Premier Dwight Ball and federal cabinet minister Seamus O’Regan shake hands after signing the renegotiated 2019 Atlantic Accord review Monday at the Sheraton Hotel Newfoundland in St. John’s.

“To take that volatility out, we took the guaranteed option. It was kind of an easy decision to make, to be honest with you. To take $100 a barrel of oil, when we’re more in the short-term range of the life of this agreement, given where we’ve been,” said Ball.

“The other side is, we knew if oil went through the roof, we had equity positions in other areas, in other fields that would be advantageous to us as well. It was about balancing out the portfolio, getting us a guaranteed revenue stream when we need it the most.”

Ball says because of the arrangement the province won’t be on the hook for decommissioning the Hibernia project. Ball says it’s hard to know exactly how much that will eventually cost the federal government, be he expects it would be “in the hundreds of millions.”

If the price of oil exceeds $100 a barrel throughout the life of the agreement, the extra money will go to the federal government. But the province won’t lose money if the price of oil remains below $100 a barrel.

That means Newfoundland and Labrador gets $2.5 billion in cash, with $1.9 billion of that coming before 2030. The money is set to go to the general revenue fund, with no specific earmarks for the cash right now, Ball said.

So if the money is free for the province to spend without rules from the federal government, why aren’t we talking about the money as a bailout from the federal government?

Ball says it came down to negotiation and honouring the spirit of the Atlantic Accord, which is to ensure this province sees the most benefits from its offshore resources.

“There was definitely a desire for the federal government here to work with us, recognized as a joint beneficiary of our offshore resources. They’ve done quite well off this 8.5 per cent over the years,” said Ball.

“I think, for us, it was making sure, making a good argument, being the primary beneficiary of our offshore resource. That’s the money side, but this does a lot more for us.”

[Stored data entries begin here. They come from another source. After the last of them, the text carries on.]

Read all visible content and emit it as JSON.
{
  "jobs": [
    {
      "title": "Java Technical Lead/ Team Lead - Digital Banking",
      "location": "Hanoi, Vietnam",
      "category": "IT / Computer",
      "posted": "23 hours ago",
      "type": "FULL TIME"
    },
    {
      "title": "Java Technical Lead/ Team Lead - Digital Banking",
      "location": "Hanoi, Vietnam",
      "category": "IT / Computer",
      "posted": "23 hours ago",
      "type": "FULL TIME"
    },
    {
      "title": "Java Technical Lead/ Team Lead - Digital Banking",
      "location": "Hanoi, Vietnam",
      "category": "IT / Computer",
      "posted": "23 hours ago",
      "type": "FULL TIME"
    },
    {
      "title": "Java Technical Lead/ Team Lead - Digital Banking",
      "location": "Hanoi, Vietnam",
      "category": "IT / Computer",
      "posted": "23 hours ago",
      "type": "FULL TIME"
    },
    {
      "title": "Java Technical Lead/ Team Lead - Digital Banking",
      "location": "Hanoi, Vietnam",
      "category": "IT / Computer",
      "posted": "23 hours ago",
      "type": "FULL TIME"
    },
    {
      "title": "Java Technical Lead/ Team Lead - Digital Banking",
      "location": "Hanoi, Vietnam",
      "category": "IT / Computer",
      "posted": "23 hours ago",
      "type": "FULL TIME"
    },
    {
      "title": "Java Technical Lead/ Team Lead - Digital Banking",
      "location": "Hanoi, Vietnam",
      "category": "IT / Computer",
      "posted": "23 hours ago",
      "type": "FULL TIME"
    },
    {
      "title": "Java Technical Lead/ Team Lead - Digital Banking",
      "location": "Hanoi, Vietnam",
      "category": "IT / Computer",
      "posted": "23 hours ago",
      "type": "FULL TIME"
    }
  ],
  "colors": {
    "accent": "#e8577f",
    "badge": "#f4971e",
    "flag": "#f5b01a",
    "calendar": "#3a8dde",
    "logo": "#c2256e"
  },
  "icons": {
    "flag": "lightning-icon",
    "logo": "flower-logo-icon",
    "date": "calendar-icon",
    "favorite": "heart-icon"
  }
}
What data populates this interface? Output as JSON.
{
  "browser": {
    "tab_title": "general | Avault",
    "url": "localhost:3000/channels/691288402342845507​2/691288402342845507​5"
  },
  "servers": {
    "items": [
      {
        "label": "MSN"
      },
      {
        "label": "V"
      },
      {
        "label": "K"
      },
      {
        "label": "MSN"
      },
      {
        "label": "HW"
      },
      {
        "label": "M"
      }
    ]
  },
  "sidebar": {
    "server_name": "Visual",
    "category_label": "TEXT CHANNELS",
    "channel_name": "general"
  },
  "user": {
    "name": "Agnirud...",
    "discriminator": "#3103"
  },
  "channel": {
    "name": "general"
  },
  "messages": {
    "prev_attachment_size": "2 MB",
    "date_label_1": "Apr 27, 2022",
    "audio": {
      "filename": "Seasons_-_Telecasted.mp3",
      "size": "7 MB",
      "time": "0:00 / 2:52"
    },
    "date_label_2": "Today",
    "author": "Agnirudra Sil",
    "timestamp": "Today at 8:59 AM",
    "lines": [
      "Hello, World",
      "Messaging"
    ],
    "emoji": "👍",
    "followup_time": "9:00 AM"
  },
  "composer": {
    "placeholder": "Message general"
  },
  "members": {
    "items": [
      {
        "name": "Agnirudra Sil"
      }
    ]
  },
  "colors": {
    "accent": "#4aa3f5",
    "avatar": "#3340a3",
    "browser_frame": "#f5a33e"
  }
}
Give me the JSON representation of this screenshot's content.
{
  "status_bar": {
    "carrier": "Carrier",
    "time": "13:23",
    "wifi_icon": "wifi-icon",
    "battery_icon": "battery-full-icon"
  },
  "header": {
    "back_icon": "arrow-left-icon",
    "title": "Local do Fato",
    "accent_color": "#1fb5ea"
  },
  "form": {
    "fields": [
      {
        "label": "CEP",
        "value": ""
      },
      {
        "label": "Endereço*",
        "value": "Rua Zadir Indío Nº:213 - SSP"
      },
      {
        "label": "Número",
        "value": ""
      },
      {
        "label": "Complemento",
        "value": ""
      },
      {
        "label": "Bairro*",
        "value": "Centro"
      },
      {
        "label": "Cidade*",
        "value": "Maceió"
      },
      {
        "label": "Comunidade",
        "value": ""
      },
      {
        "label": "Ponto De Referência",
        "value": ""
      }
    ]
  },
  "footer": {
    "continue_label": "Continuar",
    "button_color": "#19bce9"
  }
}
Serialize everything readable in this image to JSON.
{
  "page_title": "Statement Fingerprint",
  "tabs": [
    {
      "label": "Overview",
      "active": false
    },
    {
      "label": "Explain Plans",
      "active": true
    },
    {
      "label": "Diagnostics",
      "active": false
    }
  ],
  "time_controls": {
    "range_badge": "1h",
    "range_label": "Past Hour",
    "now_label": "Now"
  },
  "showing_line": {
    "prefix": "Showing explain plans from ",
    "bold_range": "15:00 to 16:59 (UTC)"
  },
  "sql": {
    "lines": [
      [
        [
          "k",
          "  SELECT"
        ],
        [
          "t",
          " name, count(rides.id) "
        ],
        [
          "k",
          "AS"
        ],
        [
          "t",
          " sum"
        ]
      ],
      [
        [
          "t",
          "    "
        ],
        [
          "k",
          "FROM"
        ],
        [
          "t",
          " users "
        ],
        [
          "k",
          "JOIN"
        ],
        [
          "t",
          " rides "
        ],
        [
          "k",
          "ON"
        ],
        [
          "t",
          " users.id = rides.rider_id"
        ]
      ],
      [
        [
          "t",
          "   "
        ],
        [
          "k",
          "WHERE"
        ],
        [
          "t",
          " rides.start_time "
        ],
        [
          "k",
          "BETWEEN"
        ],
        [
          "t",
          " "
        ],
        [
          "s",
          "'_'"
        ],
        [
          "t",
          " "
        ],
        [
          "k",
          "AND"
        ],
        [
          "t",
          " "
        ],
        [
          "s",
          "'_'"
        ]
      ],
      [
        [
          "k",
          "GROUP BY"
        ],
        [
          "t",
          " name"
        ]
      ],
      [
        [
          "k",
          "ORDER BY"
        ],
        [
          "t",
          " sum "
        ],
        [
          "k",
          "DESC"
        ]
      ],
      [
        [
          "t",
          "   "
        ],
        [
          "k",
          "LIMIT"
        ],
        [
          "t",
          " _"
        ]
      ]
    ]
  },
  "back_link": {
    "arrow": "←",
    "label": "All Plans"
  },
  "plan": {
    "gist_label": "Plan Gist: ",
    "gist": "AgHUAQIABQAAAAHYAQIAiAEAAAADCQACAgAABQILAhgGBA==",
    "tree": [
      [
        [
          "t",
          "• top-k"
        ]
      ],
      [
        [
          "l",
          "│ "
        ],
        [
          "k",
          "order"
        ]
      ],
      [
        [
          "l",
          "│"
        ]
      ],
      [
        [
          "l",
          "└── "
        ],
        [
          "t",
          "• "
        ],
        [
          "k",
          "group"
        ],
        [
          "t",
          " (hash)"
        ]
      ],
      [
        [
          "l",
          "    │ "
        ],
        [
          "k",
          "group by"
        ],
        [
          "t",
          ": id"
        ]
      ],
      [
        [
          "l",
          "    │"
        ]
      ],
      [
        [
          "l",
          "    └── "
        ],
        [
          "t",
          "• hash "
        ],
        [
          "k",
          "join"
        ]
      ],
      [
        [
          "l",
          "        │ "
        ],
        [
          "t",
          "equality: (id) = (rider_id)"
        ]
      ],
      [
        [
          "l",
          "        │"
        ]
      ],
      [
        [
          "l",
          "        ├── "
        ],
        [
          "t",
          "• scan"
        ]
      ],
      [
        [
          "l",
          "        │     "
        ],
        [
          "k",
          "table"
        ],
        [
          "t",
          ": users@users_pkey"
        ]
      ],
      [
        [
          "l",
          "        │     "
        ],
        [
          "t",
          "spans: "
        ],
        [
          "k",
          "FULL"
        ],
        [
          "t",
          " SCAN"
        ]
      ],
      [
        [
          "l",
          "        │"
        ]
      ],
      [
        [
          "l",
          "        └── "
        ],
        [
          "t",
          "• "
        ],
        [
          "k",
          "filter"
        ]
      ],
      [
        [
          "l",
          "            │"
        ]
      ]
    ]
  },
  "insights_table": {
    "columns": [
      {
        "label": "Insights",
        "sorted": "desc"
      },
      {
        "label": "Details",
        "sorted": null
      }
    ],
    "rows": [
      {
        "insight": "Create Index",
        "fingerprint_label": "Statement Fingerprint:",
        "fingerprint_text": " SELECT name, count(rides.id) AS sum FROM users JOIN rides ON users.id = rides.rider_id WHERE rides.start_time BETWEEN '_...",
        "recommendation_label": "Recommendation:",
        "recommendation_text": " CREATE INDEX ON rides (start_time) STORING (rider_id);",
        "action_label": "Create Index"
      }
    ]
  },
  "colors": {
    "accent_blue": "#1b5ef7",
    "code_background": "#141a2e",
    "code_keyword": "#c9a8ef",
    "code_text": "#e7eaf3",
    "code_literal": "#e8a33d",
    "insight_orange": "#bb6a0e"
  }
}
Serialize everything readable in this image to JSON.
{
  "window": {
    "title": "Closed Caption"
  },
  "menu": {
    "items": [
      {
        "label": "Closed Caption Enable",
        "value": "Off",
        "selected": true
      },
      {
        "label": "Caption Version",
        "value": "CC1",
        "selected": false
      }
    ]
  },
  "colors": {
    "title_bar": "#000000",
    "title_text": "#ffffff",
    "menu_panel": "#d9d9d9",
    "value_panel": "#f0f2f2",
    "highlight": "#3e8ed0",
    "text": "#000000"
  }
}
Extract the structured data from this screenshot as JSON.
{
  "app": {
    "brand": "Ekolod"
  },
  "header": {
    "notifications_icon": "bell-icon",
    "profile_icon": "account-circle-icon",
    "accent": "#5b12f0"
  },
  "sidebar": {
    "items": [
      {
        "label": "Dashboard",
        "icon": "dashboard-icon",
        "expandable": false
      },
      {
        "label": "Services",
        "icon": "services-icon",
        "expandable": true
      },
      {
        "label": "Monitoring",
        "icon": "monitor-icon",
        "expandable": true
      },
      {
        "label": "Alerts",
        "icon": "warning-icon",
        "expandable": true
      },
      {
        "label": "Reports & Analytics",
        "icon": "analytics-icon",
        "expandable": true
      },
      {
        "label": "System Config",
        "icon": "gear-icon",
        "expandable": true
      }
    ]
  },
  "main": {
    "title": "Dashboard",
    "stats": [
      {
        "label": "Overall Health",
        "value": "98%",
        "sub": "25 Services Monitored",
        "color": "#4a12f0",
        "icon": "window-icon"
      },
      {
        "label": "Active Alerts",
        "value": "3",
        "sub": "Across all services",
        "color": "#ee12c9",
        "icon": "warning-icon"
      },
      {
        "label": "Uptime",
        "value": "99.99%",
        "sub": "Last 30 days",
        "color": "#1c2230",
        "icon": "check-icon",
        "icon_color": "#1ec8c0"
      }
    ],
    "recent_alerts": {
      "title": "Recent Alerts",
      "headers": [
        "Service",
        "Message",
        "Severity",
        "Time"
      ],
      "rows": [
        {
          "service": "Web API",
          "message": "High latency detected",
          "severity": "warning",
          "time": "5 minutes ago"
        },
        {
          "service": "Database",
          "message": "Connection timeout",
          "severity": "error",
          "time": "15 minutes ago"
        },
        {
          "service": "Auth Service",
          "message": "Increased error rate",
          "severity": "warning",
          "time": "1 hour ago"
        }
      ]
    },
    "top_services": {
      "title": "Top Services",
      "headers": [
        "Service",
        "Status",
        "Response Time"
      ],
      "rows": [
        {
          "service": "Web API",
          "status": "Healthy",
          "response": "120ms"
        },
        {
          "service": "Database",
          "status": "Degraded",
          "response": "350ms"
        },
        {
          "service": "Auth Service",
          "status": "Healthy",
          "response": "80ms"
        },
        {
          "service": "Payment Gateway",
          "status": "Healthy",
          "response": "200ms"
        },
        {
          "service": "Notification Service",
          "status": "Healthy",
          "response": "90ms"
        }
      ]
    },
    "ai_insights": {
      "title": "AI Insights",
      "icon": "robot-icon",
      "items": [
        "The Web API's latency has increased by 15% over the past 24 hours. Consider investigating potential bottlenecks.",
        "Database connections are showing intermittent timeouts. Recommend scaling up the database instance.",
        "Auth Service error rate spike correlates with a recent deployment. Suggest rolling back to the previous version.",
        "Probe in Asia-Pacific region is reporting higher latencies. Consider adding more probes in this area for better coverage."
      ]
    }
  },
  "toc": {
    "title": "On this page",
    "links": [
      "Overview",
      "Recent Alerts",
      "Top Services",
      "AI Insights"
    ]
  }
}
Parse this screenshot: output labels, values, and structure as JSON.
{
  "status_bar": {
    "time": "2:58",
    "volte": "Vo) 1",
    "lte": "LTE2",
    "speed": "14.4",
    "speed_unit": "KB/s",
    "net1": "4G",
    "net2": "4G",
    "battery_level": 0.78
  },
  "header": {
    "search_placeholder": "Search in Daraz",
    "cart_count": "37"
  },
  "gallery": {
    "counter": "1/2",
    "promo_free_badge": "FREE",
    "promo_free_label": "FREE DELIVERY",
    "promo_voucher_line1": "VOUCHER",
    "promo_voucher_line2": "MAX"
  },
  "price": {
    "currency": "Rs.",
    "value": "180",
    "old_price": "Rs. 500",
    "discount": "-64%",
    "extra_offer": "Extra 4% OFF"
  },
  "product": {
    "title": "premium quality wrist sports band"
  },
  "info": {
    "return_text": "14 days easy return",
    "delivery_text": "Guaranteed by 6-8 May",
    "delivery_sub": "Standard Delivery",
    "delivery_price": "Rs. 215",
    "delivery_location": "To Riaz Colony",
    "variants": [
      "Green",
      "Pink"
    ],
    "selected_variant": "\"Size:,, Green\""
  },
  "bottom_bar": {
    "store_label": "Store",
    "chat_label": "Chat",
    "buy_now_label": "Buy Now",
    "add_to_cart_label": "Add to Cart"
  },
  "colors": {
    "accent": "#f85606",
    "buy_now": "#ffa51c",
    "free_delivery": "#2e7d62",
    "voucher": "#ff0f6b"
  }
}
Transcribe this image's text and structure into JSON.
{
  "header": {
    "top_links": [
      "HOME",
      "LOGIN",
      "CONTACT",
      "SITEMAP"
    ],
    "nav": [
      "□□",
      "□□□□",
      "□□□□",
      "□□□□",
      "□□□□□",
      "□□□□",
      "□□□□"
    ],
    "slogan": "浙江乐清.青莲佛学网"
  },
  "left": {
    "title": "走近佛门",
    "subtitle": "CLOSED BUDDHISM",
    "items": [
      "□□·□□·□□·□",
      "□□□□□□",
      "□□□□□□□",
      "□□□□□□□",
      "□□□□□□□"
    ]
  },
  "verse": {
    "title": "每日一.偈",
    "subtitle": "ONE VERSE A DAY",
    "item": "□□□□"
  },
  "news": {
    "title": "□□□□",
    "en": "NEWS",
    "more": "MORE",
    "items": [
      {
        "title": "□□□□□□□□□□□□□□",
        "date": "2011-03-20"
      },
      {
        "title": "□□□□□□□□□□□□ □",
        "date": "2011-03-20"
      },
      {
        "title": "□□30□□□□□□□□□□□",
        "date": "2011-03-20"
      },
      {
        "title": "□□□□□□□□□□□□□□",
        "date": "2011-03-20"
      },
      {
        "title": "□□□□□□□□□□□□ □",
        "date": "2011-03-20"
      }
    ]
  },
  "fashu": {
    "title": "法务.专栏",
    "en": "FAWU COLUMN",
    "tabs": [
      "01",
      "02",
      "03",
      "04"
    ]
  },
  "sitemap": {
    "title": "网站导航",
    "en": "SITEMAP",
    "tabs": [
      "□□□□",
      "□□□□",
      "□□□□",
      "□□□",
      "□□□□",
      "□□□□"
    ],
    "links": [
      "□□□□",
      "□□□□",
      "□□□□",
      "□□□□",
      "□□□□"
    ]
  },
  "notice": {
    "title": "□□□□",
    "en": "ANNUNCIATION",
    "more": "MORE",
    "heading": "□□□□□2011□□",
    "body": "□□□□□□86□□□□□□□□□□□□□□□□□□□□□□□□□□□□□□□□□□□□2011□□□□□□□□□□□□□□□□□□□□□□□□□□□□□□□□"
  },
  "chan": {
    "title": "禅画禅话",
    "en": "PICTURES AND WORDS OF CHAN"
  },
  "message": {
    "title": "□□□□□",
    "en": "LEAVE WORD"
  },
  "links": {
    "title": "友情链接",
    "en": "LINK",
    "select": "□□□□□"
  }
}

Because the deal sees money for the province sooner rather than later, it means from 2045 to 2052, the province will pay more money out than it’s taking in from the deal during those years. In 2052, for example, the province will take $14 million from the deal, while paying out $100 million for its share.

"It was about balancing out the portfolio, getting us a guaranteed revenue stream when we need it the most.” — Ball

Ball says the earlier years of the deal will offset the later years.

“There is a cost, but the thing is, this thing would have paid for itself three or four times by then,” he said.

“The other thing is, we’ll have more mature fields. It gives us the opportunity to make provision for this, once we get beyond the fiscal crunch we’re facing right now.”

Ball says while he didn’t get one big cheque from Ottawa, the deal is consistent.

“We could have walked away with the big cheque, but the stability, the consistency is more important to me. Any one person, no matter who they are, couldn’t come in and just make this investment into something,” he said.

“We still get the impact of the debt, the net debt relief, we get the best of all of this and get 16 per cent off our net debt right away. We get this consistent cash stream that comes in every year to help us support programs needed in the province right now.”